Shortly before the start of World War II, Adolf Hitler decided that every German should be able to afford a car, so he created and subsidized the Kraft durch Freude (Strength through Joy) Wagen.(From Unter dem Sonnenrad: Ein Buch von Kraft durch Freude; Berlin: Verlag der Deutschen Arbeitsfront, 1938) Even Hitler could not have imagined his “people’s car” whose first logo was a modified swastika and is known today as Volkswagen, would one day contribute to the premature deaths of over 6 million people each year all over the world through one of the biggest cases of corporate fraud in history.
Almost as if VW’s dark origins still guide its business practices today, we now know that VW (and its Audi and Porsche subsidiaries) sold 11 million diesel vehicles designed to fool regulators into believing harmful emissions were within government limits, when in fact they were as much as 40 times higher than levels known to cause lung disease and cancer.
We know VW executives methodically tried to “mislead and confuse” the public and regulators about these vehicles, as a complaint by three state Attorneys General describes, including one executive writing to others to “Come up with the story, please!” that would cover their deception after an investigation was started by my former colleagues at the California EPA.
And we now know that Volkswagen’s chief executive, Matthias Müller, was aware and apparently condoned this fraud and its harmful impacts to public health. In a recent study from the International Energy Agency, air pollution was called a global health crisis that contributes to as many as 6.5 million deaths each year.

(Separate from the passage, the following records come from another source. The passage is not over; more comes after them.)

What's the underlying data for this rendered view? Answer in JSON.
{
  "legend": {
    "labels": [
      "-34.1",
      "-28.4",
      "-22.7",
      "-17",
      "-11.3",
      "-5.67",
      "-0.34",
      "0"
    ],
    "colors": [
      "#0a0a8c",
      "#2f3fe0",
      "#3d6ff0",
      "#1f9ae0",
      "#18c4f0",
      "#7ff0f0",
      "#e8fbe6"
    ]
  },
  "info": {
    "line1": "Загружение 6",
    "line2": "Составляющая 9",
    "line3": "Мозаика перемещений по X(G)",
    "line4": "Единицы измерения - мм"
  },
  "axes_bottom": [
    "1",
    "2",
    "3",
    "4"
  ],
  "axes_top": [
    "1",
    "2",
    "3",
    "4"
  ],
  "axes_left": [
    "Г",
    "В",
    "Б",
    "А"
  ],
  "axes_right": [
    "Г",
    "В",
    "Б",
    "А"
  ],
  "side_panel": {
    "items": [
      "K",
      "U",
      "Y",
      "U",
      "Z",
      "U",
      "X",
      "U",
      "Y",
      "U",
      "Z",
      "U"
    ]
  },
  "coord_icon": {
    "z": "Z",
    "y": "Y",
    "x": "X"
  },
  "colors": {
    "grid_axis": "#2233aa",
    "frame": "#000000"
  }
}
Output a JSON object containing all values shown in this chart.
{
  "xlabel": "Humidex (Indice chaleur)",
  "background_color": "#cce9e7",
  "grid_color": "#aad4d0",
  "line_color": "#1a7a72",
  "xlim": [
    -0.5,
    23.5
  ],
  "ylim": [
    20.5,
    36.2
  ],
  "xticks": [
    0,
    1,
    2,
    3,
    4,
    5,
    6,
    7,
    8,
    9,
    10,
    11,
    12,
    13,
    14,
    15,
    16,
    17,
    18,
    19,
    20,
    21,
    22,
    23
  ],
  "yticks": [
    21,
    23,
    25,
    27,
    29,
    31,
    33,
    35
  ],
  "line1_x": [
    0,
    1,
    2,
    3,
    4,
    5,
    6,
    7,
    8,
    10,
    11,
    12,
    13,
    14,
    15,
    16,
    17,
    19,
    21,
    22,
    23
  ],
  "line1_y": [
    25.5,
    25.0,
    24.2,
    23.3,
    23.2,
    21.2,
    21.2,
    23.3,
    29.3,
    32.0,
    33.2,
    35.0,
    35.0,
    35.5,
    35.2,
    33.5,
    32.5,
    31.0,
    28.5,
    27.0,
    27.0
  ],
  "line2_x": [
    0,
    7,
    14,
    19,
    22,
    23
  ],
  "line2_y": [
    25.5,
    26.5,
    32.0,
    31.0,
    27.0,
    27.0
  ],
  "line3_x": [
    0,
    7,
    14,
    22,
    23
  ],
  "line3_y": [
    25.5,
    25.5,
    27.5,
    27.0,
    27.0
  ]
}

This adds to an overwhelming body of similar evidence that I described in my book (in 2006, the same year as Audi began this deception) “Lives Per Gallon: The True Cost of Our Oil Addiction”, which includes studies showing that toxins from diesel exhaust could be found in the umbilical cords of newborns and that children growing up near busy freeways lose up to 1% of their lung function every year because of pollution just like the kind emitted by VW’s cars.
VW responded to the specific accusations against Müller by saying that there is “no credible evidence to support the allegation regarding Matthias Müller” but the first of these doctored cars came from VW’s Audi division in 2006 when Müller was its head of project management. According to the AGs’ complaint, Müller was told that same year that diesel Audis needed special equipment to meet US air quality standards, so he had to be aware of the fact that the vehicle production under his control chose to install “defeat devices” to cheat on emissions tests rather than install the more expensive equipment used by other automakers to scrub harmful toxins from engine exhaust.
VW has since agreed to pay nearly $15 billion in fines and restitution to regulators and consumers, hardly the action of a company whose executives are blameless. But despite what the AGs’ complaint calls a “willful and systematic scheme… that incentivizes cheating and denies accountability [and] comes from the very top and, even now, remains unchecked”, Müller, who is now VW’s CEO, and other executives were awarded 63 million euros in salary and bonuses in 2015.
When I served as the Secretary of the California EPA, if I had been presented with these facts I would have referred the case the state AG and asked if there was any reason that Müller and other VW executives and engineers (all named in the AGs’ complaint) should not go to jail for the rest of their lives. In my view, anything less is to let them get away, quite literally, with contributing to murder.
Members of Hitler’s regime who contributed to mass murder were sentenced to life imprisonment or execution. Is there any reason we should treat VW’s engineers and executives, who perpetrated a fraud that has contributed to the deaths of millions, with any more leniency?